Browsing through news pieces on the local media web sites recently, it’d been easy to find a lot of banal stuff regarding the Bolts…  News about off-season plans, the losing, and plans for the immediate future and thoughts regarding the season that was have dominated headlines.

One earnest column that I came across was from Erik Erlendsson of the Tampa Tribune on Friday.  Erlendsson proposed the top five decisions that cost the Lightning dearly in 2008-09.  It’s easy to nit pick singular items but there is one dominant failure by OK (Not Really) Hockey made in separate moves that handcuffed and strangled the Lightning season to death:

Dismantling the defense By the first week of October,Tampa Bay had moved almost its entire defensive core from last season, trading away Boyle, Brad Lukowich, Filip Kuba, Alex Picard and Shane O’Brien and receiving only Lukas Krajicek, Andrej Meszaros and Matt Carle in return. Carle was later traded for Steve Eminger, who was later traded for Noah Welch. While the team spent millions of free-agent dollars on forwards over the summer, turnover and injuries resulted in 22 different players manning the blue line.

And in all of the hoopla, in all of the anarchy, and in all of the volatility of the season, the question “Why?” has never been adequately answered.  Of course, it’s their team — but a method to the madness being explained to the fans would have been nice instead of cliché management responses to these transactions.

But let’s move on from this grievance for a moment and look at the Lightning as it is today — Geoff Kinrade served as the team’s 22nd warm body defenseman of the season on April 9th.  22 different players served on the Lightning.  Some are stuck in the minors now, some are on other rosters and some of them are recuperating from injuries.

That’s not to say that Boyle, O’Brien, Picard, Lukowich and/or Kuba wouldn’t have fallen to the wayside because of injury (O’Brien missed much playing time due to injury for Vancouver this season — see correction in comments)…  But that’s five NHL defensemen who were turned over in a short timespan for the likes of Janne Niskala, Jamie Heward, Matt Carle, Lukas Krajicek and Andrej Meszaros.

And that was for starters.

Janne Niskala ran home to Europe, Cory Murphy was an emergency pick up.  Steve Eminger came over after the Lightning gave up on Carle, oh and of course Eminger was later dealt for Noah Welch…  Matt Lashoff and Richard Petiot were other trade acquisitions at the deadline; Matt Smaby, Kevin Quick, Ty Wishart and Geoff Kinrade were part of the minor-league-musical chairs on D.

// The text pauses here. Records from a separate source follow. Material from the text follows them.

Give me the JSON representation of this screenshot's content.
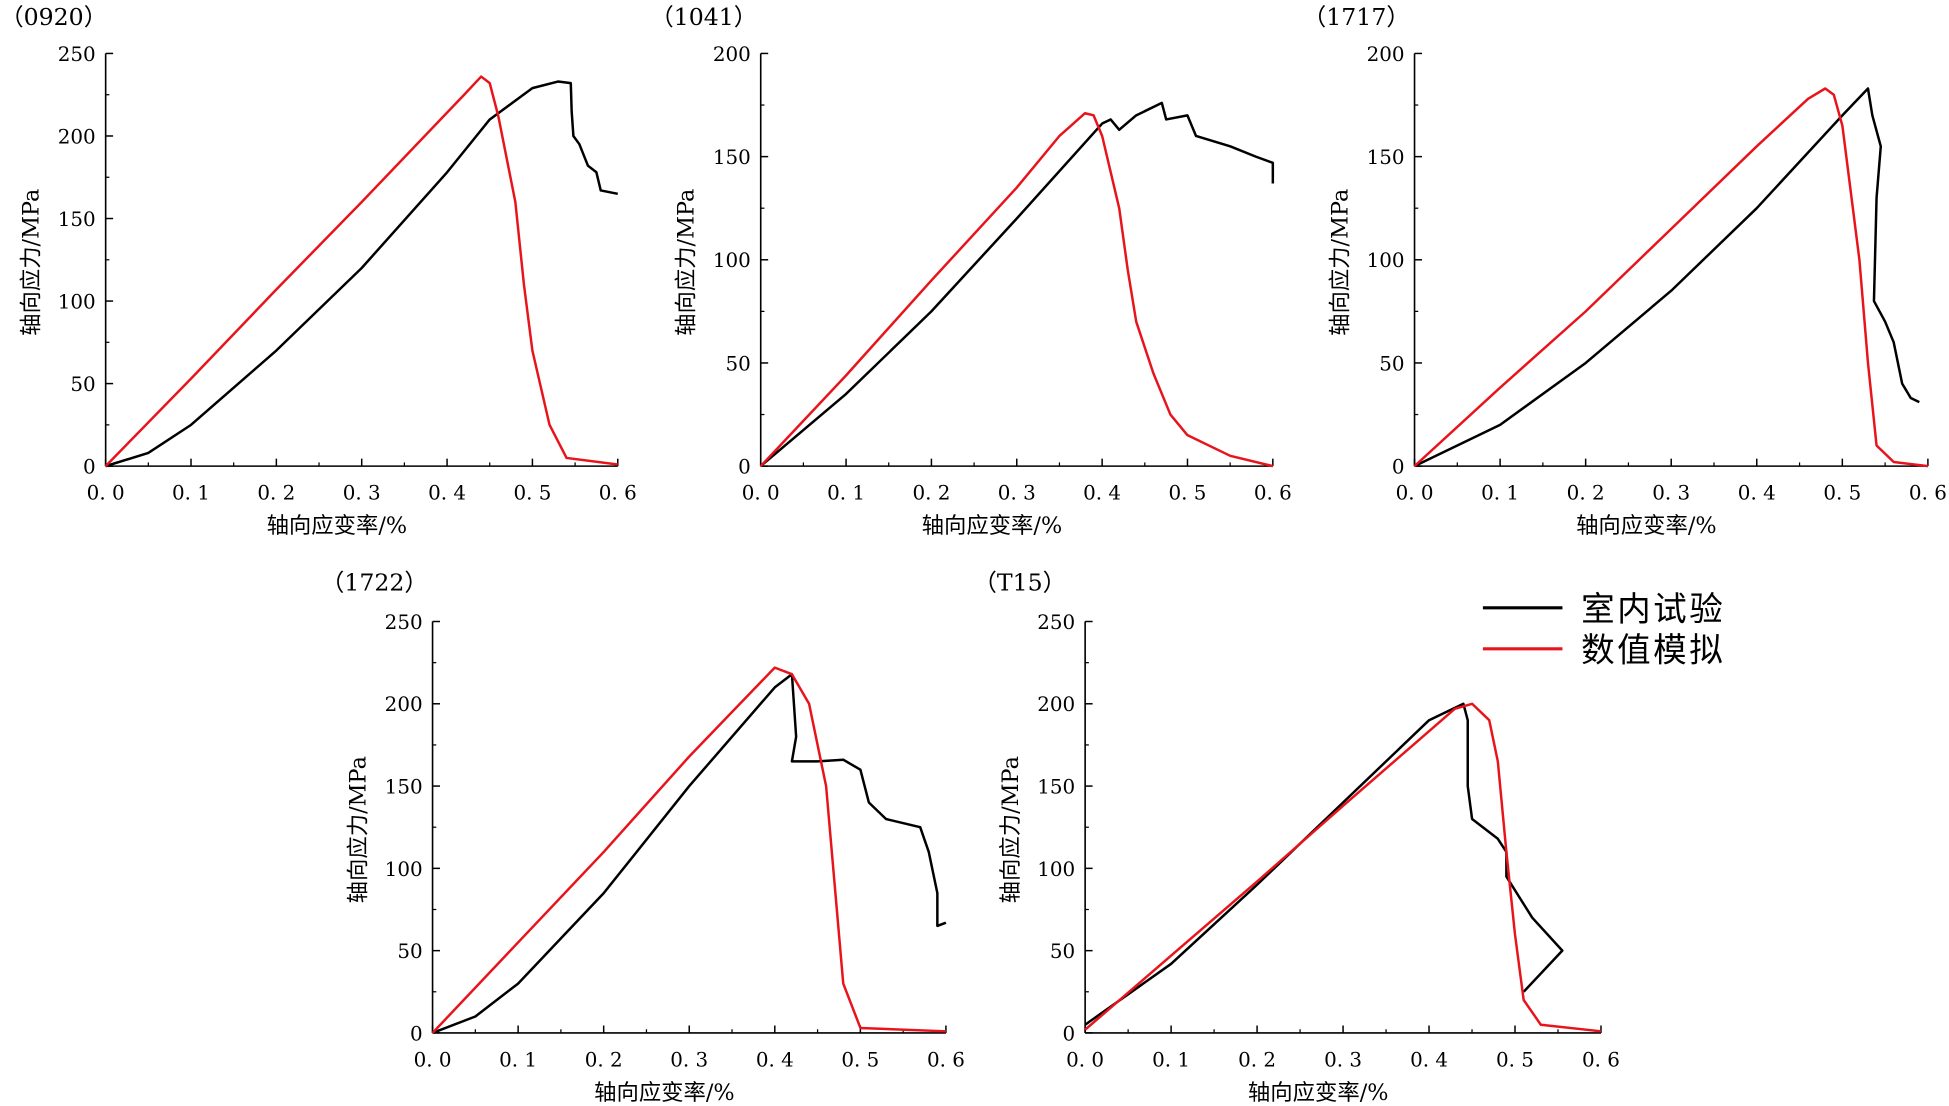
{
  "legend": [
    {
      "label": "室内试验",
      "color": "#000000"
    },
    {
      "label": "数值模拟",
      "color": "#e8141b"
    }
  ],
  "chart_data": [
    {
      "type": "line",
      "title": "（0920）",
      "xlabel": "轴向应变率/%",
      "ylabel": "轴向应力/MPa",
      "xlim": [
        0,
        0.6
      ],
      "ylim": [
        0,
        250
      ],
      "xticks": [
        "0. 0",
        "0. 1",
        "0. 2",
        "0. 3",
        "0. 4",
        "0. 5",
        "0. 6"
      ],
      "yticks": [
        "0",
        "50",
        "100",
        "150",
        "200",
        "250"
      ],
      "series": [
        {
          "name": "室内试验",
          "x": [
            0,
            0.05,
            0.1,
            0.2,
            0.3,
            0.4,
            0.45,
            0.5,
            0.53,
            0.545,
            0.546,
            0.548,
            0.555,
            0.565,
            0.575,
            0.58,
            0.6
          ],
          "y": [
            0,
            8,
            25,
            70,
            120,
            178,
            210,
            229,
            233,
            232,
            215,
            200,
            195,
            182,
            178,
            167,
            165
          ]
        },
        {
          "name": "数值模拟",
          "x": [
            0,
            0.1,
            0.2,
            0.3,
            0.42,
            0.44,
            0.45,
            0.46,
            0.48,
            0.49,
            0.5,
            0.52,
            0.54,
            0.6
          ],
          "y": [
            0,
            53,
            107,
            160,
            225,
            236,
            232,
            212,
            160,
            110,
            70,
            25,
            5,
            1
          ]
        }
      ]
    },
    {
      "type": "line",
      "title": "（1041）",
      "xlabel": "轴向应变率/%",
      "ylabel": "轴向应力/MPa",
      "xlim": [
        0,
        0.6
      ],
      "ylim": [
        0,
        200
      ],
      "xticks": [
        "0. 0",
        "0. 1",
        "0. 2",
        "0. 3",
        "0. 4",
        "0. 5",
        "0. 6"
      ],
      "yticks": [
        "0",
        "50",
        "100",
        "150",
        "200"
      ],
      "series": [
        {
          "name": "室内试验",
          "x": [
            0,
            0.1,
            0.2,
            0.3,
            0.4,
            0.41,
            0.42,
            0.44,
            0.47,
            0.475,
            0.5,
            0.51,
            0.55,
            0.58,
            0.6,
            0.6
          ],
          "y": [
            0,
            35,
            75,
            120,
            166,
            168,
            163,
            170,
            176,
            168,
            170,
            160,
            155,
            150,
            147,
            137
          ]
        },
        {
          "name": "数值模拟",
          "x": [
            0,
            0.1,
            0.2,
            0.3,
            0.35,
            0.38,
            0.39,
            0.4,
            0.42,
            0.43,
            0.44,
            0.46,
            0.48,
            0.5,
            0.55,
            0.6
          ],
          "y": [
            0,
            44,
            90,
            135,
            160,
            171,
            170,
            160,
            125,
            95,
            70,
            45,
            25,
            15,
            5,
            0
          ]
        }
      ]
    },
    {
      "type": "line",
      "title": "（1717）",
      "xlabel": "轴向应变率/%",
      "ylabel": "轴向应力/MPa",
      "xlim": [
        0,
        0.6
      ],
      "ylim": [
        0,
        200
      ],
      "xticks": [
        "0. 0",
        "0. 1",
        "0. 2",
        "0. 3",
        "0. 4",
        "0. 5",
        "0. 6"
      ],
      "yticks": [
        "0",
        "50",
        "100",
        "150",
        "200"
      ],
      "series": [
        {
          "name": "室内试验",
          "x": [
            0,
            0.1,
            0.2,
            0.3,
            0.4,
            0.5,
            0.53,
            0.535,
            0.545,
            0.54,
            0.537,
            0.55,
            0.56,
            0.57,
            0.58,
            0.59
          ],
          "y": [
            0,
            20,
            50,
            85,
            125,
            170,
            183,
            170,
            155,
            130,
            80,
            70,
            60,
            40,
            33,
            31
          ]
        },
        {
          "name": "数值模拟",
          "x": [
            0,
            0.1,
            0.2,
            0.3,
            0.4,
            0.46,
            0.48,
            0.49,
            0.5,
            0.52,
            0.53,
            0.54,
            0.56,
            0.6
          ],
          "y": [
            0,
            38,
            75,
            115,
            155,
            178,
            183,
            180,
            165,
            100,
            50,
            10,
            2,
            0
          ]
        }
      ]
    },
    {
      "type": "line",
      "title": "（1722）",
      "xlabel": "轴向应变率/%",
      "ylabel": "轴向应力/MPa",
      "xlim": [
        0,
        0.6
      ],
      "ylim": [
        0,
        250
      ],
      "xticks": [
        "0. 0",
        "0. 1",
        "0. 2",
        "0. 3",
        "0. 4",
        "0. 5",
        "0. 6"
      ],
      "yticks": [
        "0",
        "50",
        "100",
        "150",
        "200",
        "250"
      ],
      "series": [
        {
          "name": "室内试验",
          "x": [
            0,
            0.05,
            0.1,
            0.2,
            0.3,
            0.4,
            0.42,
            0.425,
            0.42,
            0.45,
            0.48,
            0.5,
            0.51,
            0.53,
            0.57,
            0.58,
            0.59,
            0.59,
            0.6
          ],
          "y": [
            0,
            10,
            30,
            85,
            150,
            210,
            218,
            180,
            165,
            165,
            166,
            160,
            140,
            130,
            125,
            110,
            85,
            65,
            67
          ]
        },
        {
          "name": "数值模拟",
          "x": [
            0,
            0.1,
            0.2,
            0.3,
            0.35,
            0.4,
            0.42,
            0.44,
            0.46,
            0.47,
            0.48,
            0.5,
            0.6
          ],
          "y": [
            0,
            55,
            110,
            168,
            195,
            222,
            218,
            200,
            150,
            90,
            30,
            3,
            1
          ]
        }
      ]
    },
    {
      "type": "line",
      "title": "（T15）",
      "xlabel": "轴向应变率/%",
      "ylabel": "轴向应力/MPa",
      "xlim": [
        0,
        0.6
      ],
      "ylim": [
        0,
        250
      ],
      "xticks": [
        "0. 0",
        "0. 1",
        "0. 2",
        "0. 3",
        "0. 4",
        "0. 5",
        "0. 6"
      ],
      "yticks": [
        "0",
        "50",
        "100",
        "150",
        "200",
        "250"
      ],
      "series": [
        {
          "name": "室内试验",
          "x": [
            0,
            0.1,
            0.2,
            0.3,
            0.4,
            0.44,
            0.445,
            0.445,
            0.45,
            0.48,
            0.49,
            0.49,
            0.52,
            0.555,
            0.51
          ],
          "y": [
            5,
            42,
            90,
            140,
            190,
            200,
            190,
            150,
            130,
            118,
            110,
            95,
            70,
            50,
            25
          ]
        },
        {
          "name": "数值模拟",
          "x": [
            0,
            0.1,
            0.2,
            0.3,
            0.43,
            0.45,
            0.47,
            0.48,
            0.49,
            0.5,
            0.51,
            0.53,
            0.6
          ],
          "y": [
            2,
            47,
            92,
            138,
            197,
            200,
            190,
            165,
            110,
            60,
            20,
            5,
            1
          ]
        }
      ]
    }
  ]
}
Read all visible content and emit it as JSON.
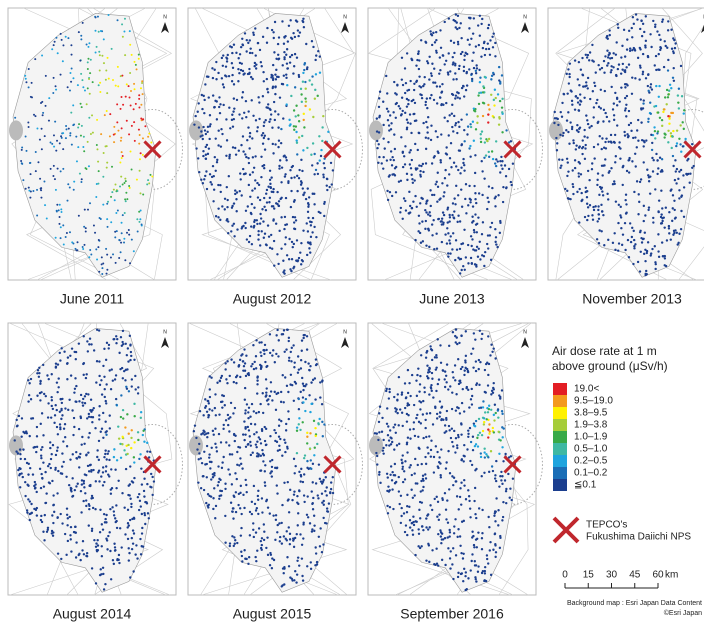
{
  "panels": [
    {
      "label": "June 2011"
    },
    {
      "label": "August 2012"
    },
    {
      "label": "June 2013"
    },
    {
      "label": "November 2013"
    },
    {
      "label": "August 2014"
    },
    {
      "label": "August 2015"
    },
    {
      "label": "September 2016"
    }
  ],
  "north_label": "N",
  "legend": {
    "title_lines": [
      "Air dose rate at 1 m",
      "above ground (μSv/h)"
    ],
    "items": [
      {
        "label": "19.0<",
        "color": "#e31e24"
      },
      {
        "label": "9.5–19.0",
        "color": "#f39a1e"
      },
      {
        "label": "3.8–9.5",
        "color": "#fff100"
      },
      {
        "label": "1.9–3.8",
        "color": "#a6cd39"
      },
      {
        "label": "1.0–1.9",
        "color": "#38a947"
      },
      {
        "label": "0.5–1.0",
        "color": "#3eb8a3"
      },
      {
        "label": "0.2–0.5",
        "color": "#1ea4de"
      },
      {
        "label": "0.1–0.2",
        "color": "#1a6db6"
      },
      {
        "label": "≦0.1",
        "color": "#1b3e8e"
      }
    ],
    "plant_label_lines": [
      "TEPCO's",
      "Fukushima Daiichi NPS"
    ],
    "plant_color": "#c0272d"
  },
  "scale_bar": {
    "ticks": [
      0,
      15,
      30,
      45,
      60
    ],
    "unit": "km"
  },
  "credits": [
    "Background map : Esri Japan Data Content",
    "©Esri Japan"
  ]
}
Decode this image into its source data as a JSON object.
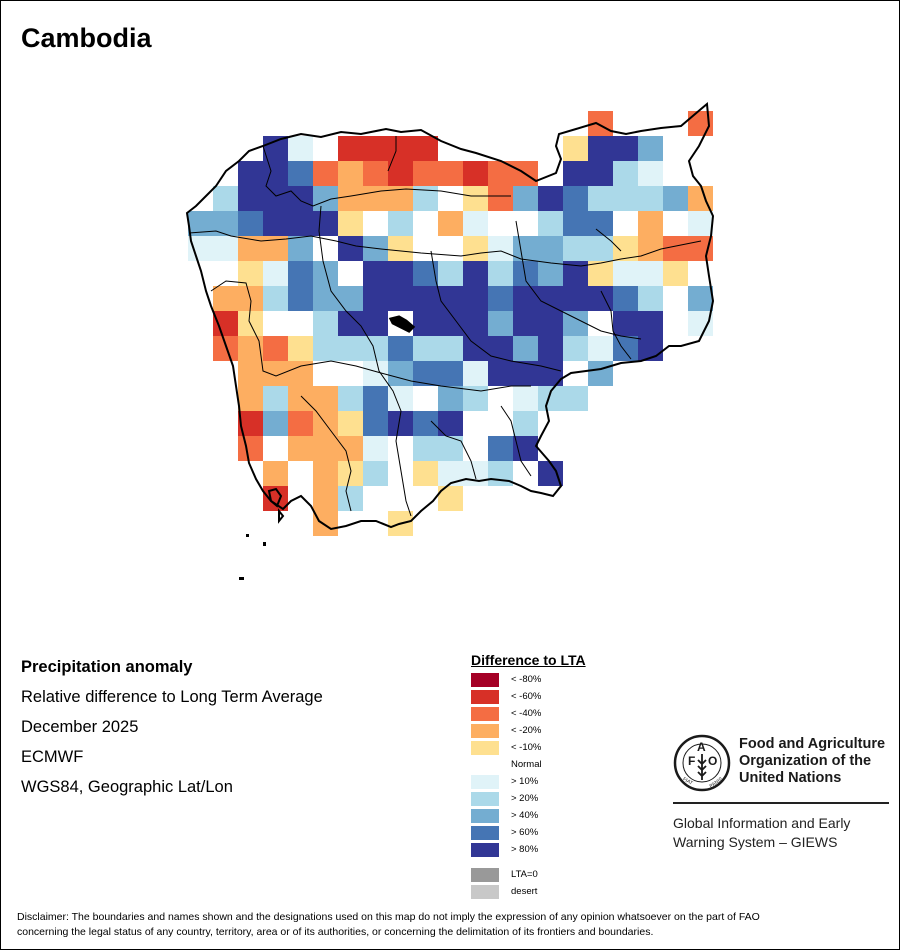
{
  "map": {
    "title": "Cambodia",
    "colors": {
      "lt_-80": "#a50026",
      "lt_-60": "#d73027",
      "lt_-40": "#f46d43",
      "lt_-20": "#fdae61",
      "lt_-10": "#fee090",
      "normal": "#ffffff",
      "gt_10": "#e0f3f8",
      "gt_20": "#abd9e9",
      "gt_40": "#74add1",
      "gt_60": "#4575b4",
      "gt_80": "#313695",
      "lta0": "#999999",
      "desert": "#c8c8c8"
    },
    "grid_codes": {
      "A": "lt_-60",
      "O": "lt_-40",
      "o": "lt_-20",
      "y": "lt_-10",
      "N": "normal",
      "1": "gt_10",
      "2": "gt_20",
      "4": "gt_40",
      "6": "gt_60",
      "8": "gt_80",
      ".": "none"
    },
    "anomaly_grid": [
      "................O...O",
      "...81NAAAA.....y884..",
      "..886OoOAOOAOON8821N.",
      ".28884ooo2NyO4862224o",
      "446888yN2No1NN266NoN1",
      "11oo4N84yNNy14422yoOO",
      "NNy164N886282648y11yN",
      ".oo2644888886888862N4",
      ".AyNN288N8884884N88N1",
      ".OoOy22262288482168",
      "..oooNN14661888N4",
      "..o2oo261N42N122",
      "..A4Ooy6868NN2",
      "..ONooo1N22N68",
      "...oNoy2Ny112N8",
      "...ANo2NNNy",
      ".....o..y"
    ]
  },
  "info": {
    "heading": "Precipitation anomaly",
    "line1": "Relative difference to Long Term Average",
    "line2": "December 2025",
    "line3": "ECMWF",
    "line4": "WGS84, Geographic Lat/Lon"
  },
  "legend": {
    "title": "Difference to LTA",
    "items": [
      {
        "label": "< -80%",
        "key": "lt_-80"
      },
      {
        "label": "< -60%",
        "key": "lt_-60"
      },
      {
        "label": "< -40%",
        "key": "lt_-40"
      },
      {
        "label": "< -20%",
        "key": "lt_-20"
      },
      {
        "label": "< -10%",
        "key": "lt_-10"
      },
      {
        "label": "Normal",
        "key": "normal"
      },
      {
        "label": "> 10%",
        "key": "gt_10"
      },
      {
        "label": "> 20%",
        "key": "gt_20"
      },
      {
        "label": "> 40%",
        "key": "gt_40"
      },
      {
        "label": "> 60%",
        "key": "gt_60"
      },
      {
        "label": "> 80%",
        "key": "gt_80"
      }
    ],
    "extra": [
      {
        "label": "LTA=0",
        "key": "lta0"
      },
      {
        "label": "desert",
        "key": "desert"
      }
    ]
  },
  "logo": {
    "org_line1": "Food and Agriculture",
    "org_line2": "Organization of the",
    "org_line3": "United Nations",
    "system_line1": "Global Information and Early",
    "system_line2": "Warning System – GIEWS",
    "emblem_letters": "FAO",
    "emblem_motto": "FIAT PANIS"
  },
  "disclaimer": {
    "line1": "Disclaimer: The boundaries and names shown and the designations used on this map do not imply the expression of any opinion whatsoever on the part of FAO",
    "line2": "concerning the legal status of any country, territory, area or of its authorities, or concerning the delimitation of its frontiers and boundaries."
  }
}
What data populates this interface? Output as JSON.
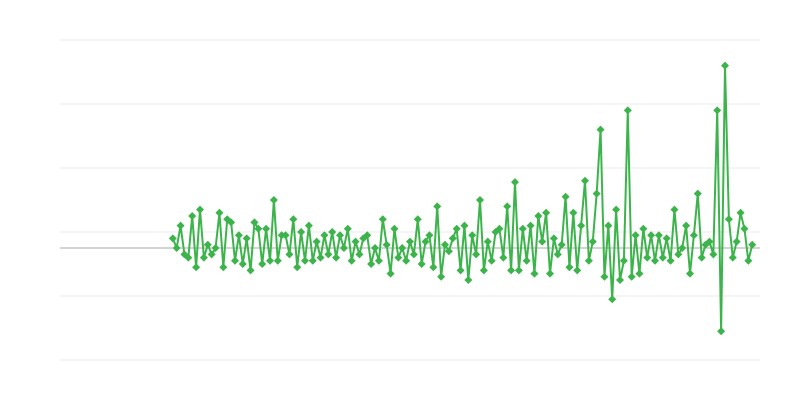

It’s easy to go on forever about this but there was a self-made disaster on defense by Lightning management.  We’ll just say that.

And with the close of the season, the mess gets even muddier.

Cory Murphy, Marek Malik and Josef Melichar — three veterans lost to injury — are all Unrestricted Free Agents after the season.  I won’t color them as huge loses if they are signed by other teams…  But they much more tried, tested and experienced than the AHL calibre crew that manned the blue line to close the season.

In the end, it’s a question of who stays and who goes on D and all signs are pointing to another volatile off-season of change.  Oh sure, Paul Ranger and Meszaros will be back next season…  But after that, everything comes into quesiton.

Everything.

Lukas Krajicek, Matt Lashoff, Mike Lundin and Matt Smaby are all restricted free agents after the season.  With Lundin having been trapped and exiled to Norfolk for more than half a season, I would guess that having him re-signed is a priority — the Bolts hadn’t wanted to lose him to waivers.

But are all of the above considered a young nucleus to build around, or simply depth to be shuffled between Norfolk and Tampa?

And while General Manager Brian Lawton has said he will be active shopping for defensive help (and also expressed willingness to shop the Lightning’s first round draft pick), it’s uncertain which of these unrestricted free agents he will target…  Or what will ultimately be guiding his decisionmaking while hunting for help.

Stability would be nice.  Revamping the defense again in haste with a makeshift lineup may only cause problems in the end.   Though it’s also difficult to say “build up around what you have” — that applied before last summer, and right now?  What we have is an offending defensive mess where up-is-out and down-is-in.